Comparison of the discriminative and neuroendocrine effects of centrally penetrating κ-opioid agonists in rhesus monkeys

Abstract

Rationale. The discriminative effects of κ-agonists may be mediated centrally, whereas their effects in a neuroendocrine biomarker assay (prolactin release) may be mediated by κ-receptors in hypothalamic areas outside the blood-brain barrier. Prolactin may thus be a useful biomarker, due to its potential to provide quantitative pharmacodynamic data for κ-opioid ligands in vivo. The potency of centrally penetrating κ-agonists could be similar in these two assays, due to their ability to occupy κ-receptor pools inside and outside the blood-brain barrier, following SC administration.

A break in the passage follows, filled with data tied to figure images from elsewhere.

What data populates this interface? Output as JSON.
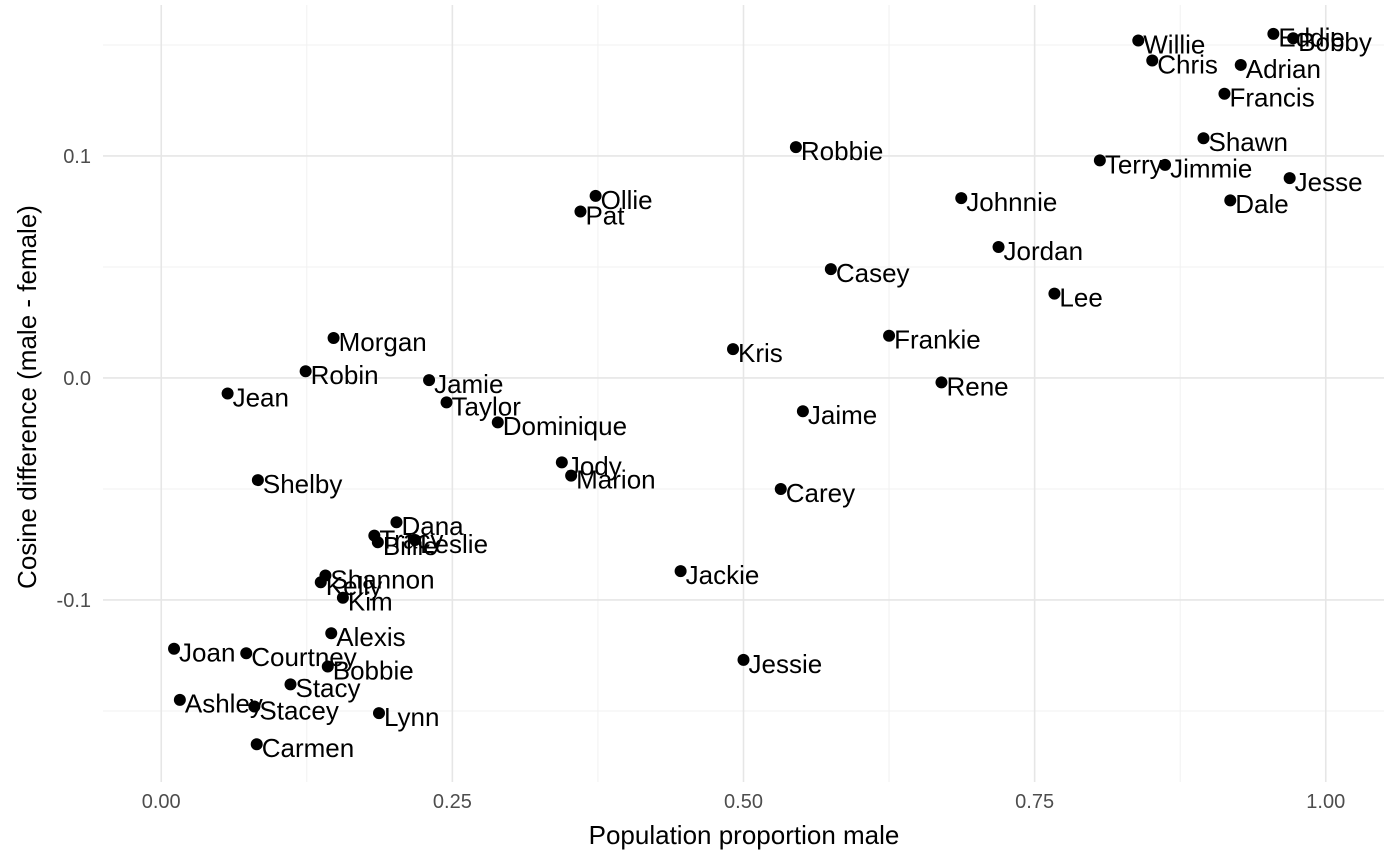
{
  "chart_data": {
    "type": "scatter",
    "xlabel": "Population proportion male",
    "ylabel": "Cosine difference (male - female)",
    "xlim": [
      -0.05,
      1.05
    ],
    "ylim": [
      -0.182,
      0.168
    ],
    "xticks": [
      0.0,
      0.25,
      0.5,
      0.75,
      1.0
    ],
    "xtick_labels": [
      "0.00",
      "0.25",
      "0.50",
      "0.75",
      "1.00"
    ],
    "yticks": [
      -0.1,
      0.0,
      0.1
    ],
    "ytick_labels": [
      "-0.1",
      "0.0",
      "0.1"
    ],
    "grid": true,
    "point_color": "#000000",
    "points": [
      {
        "label": "Eddie",
        "x": 0.955,
        "y": 0.155
      },
      {
        "label": "Bobby",
        "x": 0.972,
        "y": 0.153
      },
      {
        "label": "Willie",
        "x": 0.839,
        "y": 0.152
      },
      {
        "label": "Chris",
        "x": 0.851,
        "y": 0.143
      },
      {
        "label": "Adrian",
        "x": 0.927,
        "y": 0.141
      },
      {
        "label": "Francis",
        "x": 0.913,
        "y": 0.128
      },
      {
        "label": "Shawn",
        "x": 0.895,
        "y": 0.108
      },
      {
        "label": "Robbie",
        "x": 0.545,
        "y": 0.104
      },
      {
        "label": "Terry",
        "x": 0.806,
        "y": 0.098
      },
      {
        "label": "Jimmie",
        "x": 0.862,
        "y": 0.096
      },
      {
        "label": "Jesse",
        "x": 0.969,
        "y": 0.09
      },
      {
        "label": "Ollie",
        "x": 0.373,
        "y": 0.082
      },
      {
        "label": "Johnnie",
        "x": 0.687,
        "y": 0.081
      },
      {
        "label": "Dale",
        "x": 0.918,
        "y": 0.08
      },
      {
        "label": "Pat",
        "x": 0.36,
        "y": 0.075
      },
      {
        "label": "Jordan",
        "x": 0.719,
        "y": 0.059
      },
      {
        "label": "Casey",
        "x": 0.575,
        "y": 0.049
      },
      {
        "label": "Lee",
        "x": 0.767,
        "y": 0.038
      },
      {
        "label": "Frankie",
        "x": 0.625,
        "y": 0.019
      },
      {
        "label": "Morgan",
        "x": 0.148,
        "y": 0.018
      },
      {
        "label": "Kris",
        "x": 0.491,
        "y": 0.013
      },
      {
        "label": "Robin",
        "x": 0.124,
        "y": 0.003
      },
      {
        "label": "Jamie",
        "x": 0.23,
        "y": -0.001
      },
      {
        "label": "Rene",
        "x": 0.67,
        "y": -0.002
      },
      {
        "label": "Jean",
        "x": 0.057,
        "y": -0.007
      },
      {
        "label": "Taylor",
        "x": 0.245,
        "y": -0.011
      },
      {
        "label": "Jaime",
        "x": 0.551,
        "y": -0.015
      },
      {
        "label": "Dominique",
        "x": 0.289,
        "y": -0.02
      },
      {
        "label": "Jody",
        "x": 0.344,
        "y": -0.038
      },
      {
        "label": "Marion",
        "x": 0.352,
        "y": -0.044
      },
      {
        "label": "Shelby",
        "x": 0.083,
        "y": -0.046
      },
      {
        "label": "Carey",
        "x": 0.532,
        "y": -0.05
      },
      {
        "label": "Dana",
        "x": 0.202,
        "y": -0.065
      },
      {
        "label": "Tracy",
        "x": 0.183,
        "y": -0.071
      },
      {
        "label": "Leslie",
        "x": 0.218,
        "y": -0.073
      },
      {
        "label": "Billie",
        "x": 0.186,
        "y": -0.074
      },
      {
        "label": "Jackie",
        "x": 0.446,
        "y": -0.087
      },
      {
        "label": "Shannon",
        "x": 0.141,
        "y": -0.089
      },
      {
        "label": "Kelly",
        "x": 0.137,
        "y": -0.092
      },
      {
        "label": "Kim",
        "x": 0.156,
        "y": -0.099
      },
      {
        "label": "Alexis",
        "x": 0.146,
        "y": -0.115
      },
      {
        "label": "Joan",
        "x": 0.011,
        "y": -0.122
      },
      {
        "label": "Courtney",
        "x": 0.073,
        "y": -0.124
      },
      {
        "label": "Jessie",
        "x": 0.5,
        "y": -0.127
      },
      {
        "label": "Bobbie",
        "x": 0.143,
        "y": -0.13
      },
      {
        "label": "Stacy",
        "x": 0.111,
        "y": -0.138
      },
      {
        "label": "Ashley",
        "x": 0.016,
        "y": -0.145
      },
      {
        "label": "Stacey",
        "x": 0.08,
        "y": -0.148
      },
      {
        "label": "Lynn",
        "x": 0.187,
        "y": -0.151
      },
      {
        "label": "Carmen",
        "x": 0.082,
        "y": -0.165
      }
    ]
  }
}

Objective. To compare the potency of centrally penetrating κ-agonists in producing U69,593-like discriminative stimulus effects (U69,593 is considered a selective κ-agonist), and in producing prolactin release in rhesus monkeys.

Methods. Cumulative dose-effect curves of κ-agonists (R84760, bremazocine, spiradoline and U50,488) were investigated in a food-reinforced U69,593 discrimination (n=3), and compared to those for the µ-opioids fentanyl and nalbuphine and the δ-agonist SNC80. Selected κ-opioids (R84760 and spiradoline) were compared to fentanyl, nalbuphine and SNC80 in the neuroendocrine biomarker assay, in intact female rhesus monkeys (n=4).

Results. All the selective κ-agonists caused dose-dependent generalization (i.e. at least 90% drug-appropriate responding) in the U69,593 discriminating subjects, and caused robust, dose-dependent prolactin release in female rhesus monkeys. By contrast, fentanyl, nalbuphine and SNC80 did not cause generalization in these subjects. Fentanyl and nalbuphine also caused prolactin release; quantitative antagonism (apparent pK_B) experiments following nalmefene (0.01, 0.1 mg/kg) differentiated the effects of a selective κ-agonist (spiradoline) from those of a selective µ-agonist (fentanyl). A positive correlation (r=0.99) was noted between the mean log ED₅₀ of κ-agonists in the discrimination and neuroendocrine assays, from these and previous determinations.

Conclusions. The potency of centrally penetrating κ-agonists in causing their neuroendocrine effects is similar to their potency in causing discriminative effects. Furthermore, apparent pK_B experiments with nalmefene differentiated the receptor mediation (i.e. κ or µ) of these compounds in the neuroendocrine biomarker assay.